(updated 9/14/2018)
Undergraduate
5B Introduction to Museum Studies (session A) - TBA [CANCELLED]
6A Art Survey I: Ancient - Medieval (session A) - Bolli
6B Art Survey II: Renaissance - Baroque (session B) - Mansfield
6C Art Survey III: Modern - Contemporary (session B) - Faust
6E Survey: Arts of Africa, Oceania, and Native North America (session B) - Ogbechie
6F Survey: Architecture and Planning (session A) - White
6G Survey: History of Photography (session B) - McLemore
117F Impressionism and Post-Impressionism (session A) - Garfinkle
136I The City in History (session A) - Chattopadhyay
148A Contemporary Art History: 1960 - 2000 (session B) - McLemore
5B Introduction to Museum Studies (session A)
[CANCELLED]
6A Art Survey I: Ancient - Medieval (session A) MTWR 1230-150 ARTS 1341 Bolli
History of Western art from its origins to the beginnings of the Renaissance.
GE: AREA E, AREA F, EUROPEAN TRADITIONS, WRITING
ENROLLMENT BY DISCUSSION SECTION
6B Art Survey II: Renaissance - Baroque (session B) MTWR 1230-150 ARTS 1341 Mansfield
Renaissance and Baroque art in northern and southern Europe.
GE: AREA E, AREA F, EUROPEAN TRADITIONS, WRITING
ENROLLMENT BY DISCUSSION SECTION
6C Art Survey III: Modern - Contemporary (session B) MTWR 330-445 ARTS 1341 Faust
History of Western art from the eighteenth century to the present.

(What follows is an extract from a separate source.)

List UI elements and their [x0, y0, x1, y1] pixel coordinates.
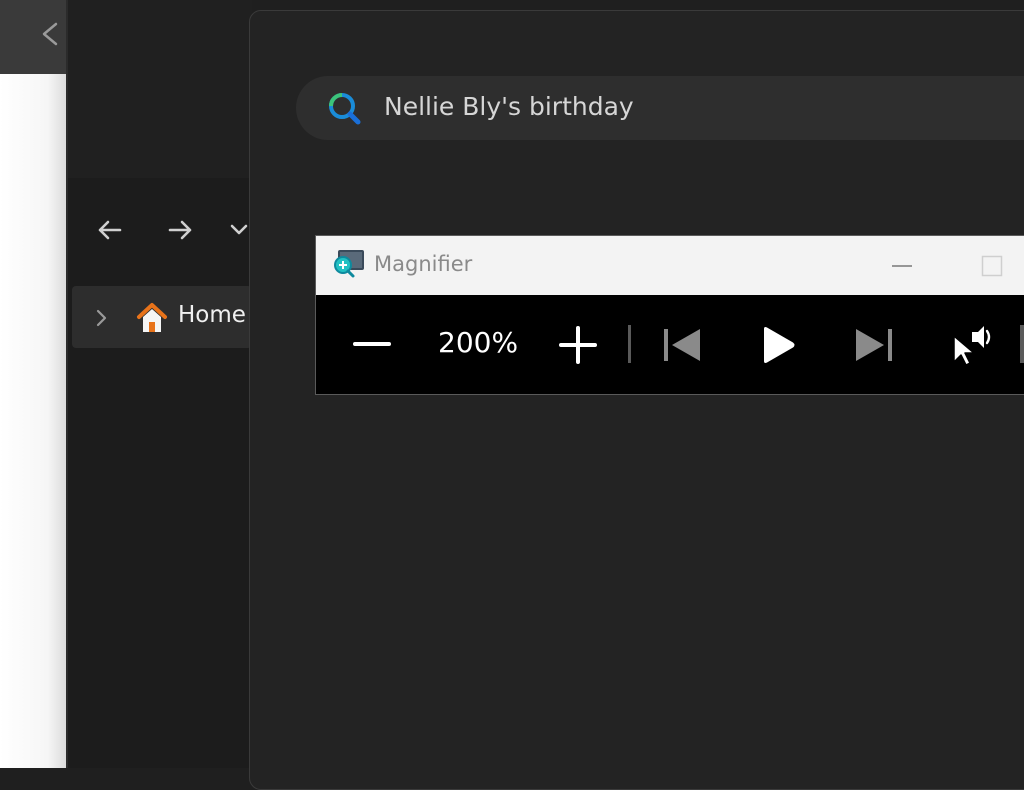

GE: AREA E, AREA F, EUROPEAN TRADITIONS, WRITING
ENROLLMENT BY DISCUSSION SECTION
6E Survey: Arts of Africa, Oceania, and Native North America (session B) MTWR 930-1050 ARTS 1341 Ogbechie
This course provides a general introduction to the indigenous and contemporary arts of Africa, Oceania, and Native North America. In these vast locales of human culture, we will study how art provides concrete conceptual and visual structures around which social, political, cultural aesthetic and ritual institutions are constructed. The art object, imbued with several meanings, is essential to the human lifecycle, charged with political, economic and spiritual connotations and instrumental to rituals of birth, death and all the stages of transition in between. In such contexts, art operates within spaces of performance and individual art objects are imbued with multiple meanings. We will investigate the historical nature of different art traditions in these cultures and evaluate specific art forms like painting, sculpture, mural painting, textiles and decorative arts, body adornment, masquerade performances, royal/leadership arts, and sacred, secular and vernacular architecture.
GE: AREA F, WORLD CULTURES
ENROLLMENT BY DISCUSSION SECTION
6F Survey: Architecture and Planning (session A) MTWR 930-1050 ARTS 1341 White
This course offers a wide-ranging introduction to architecture and urban design from the earliest human constructions to the middle of the 20th century. The focus is decidedly global in the first half of the course, and more European in the second half. Students will encounter a variety of buildings and cities, but also different ways of understanding and studying them. Student writing assignments will involve the analysis of local architecture and town planning.
GE: AREA F, WRITING
ENROLLMENT BY DISCUSSION SECTION
6G Survey: History of Photography (session B) MTWR 200-320 ARTS 1341 McLemore
A critical survey of nineteenth and twentieth century photography as an art form.
GE: AREA F, WRITING
ENROLLMENT BY DISCUSSION SECTION
117F Impressionism and Post-Impressionism (session A) MTWR 200-320 ARTS 1341 Garfinkle
Prerequisite: not open to freshmen.
Impressionist and Post-Impressionist movement in France from 1863 through the first decade of the twentieth century and the advent of Cubism. Includes the work of Monet, Manet, Degas, Renoir, Pissarro, Van Gogh, Cezanne, Gauguin, and Seurat.
136I The City in History (session A) MTWR 1100-1220 ARTS 1341 Chattopadhyay
Prerequisite: not open to freshmen.
An historical introduction to the ideas and forms of cities with emphasis on modern urbanism. Examination of social theory to understand the role of industrial capitalism and colonialism in shaping the culture of modern cities, the relationship between the city and the country, the phenomena of class, race and ethnic separation.
GE: AREA E, AREA F
148A Contemporary Art History: 1960 - 2000 (session B) MTWR 500-620 ARTS 1341 McLemore
Prerequisite: not open to freshmen.
Study of recent artistic developments from 1960 until 2000. Movements studied include minimalism, conceptual art, earthworks, feminist art, AIDS activism, identity politics, the use of new media and technology (video, digital media) in contemporary art, along with issues related to sexuality and difference.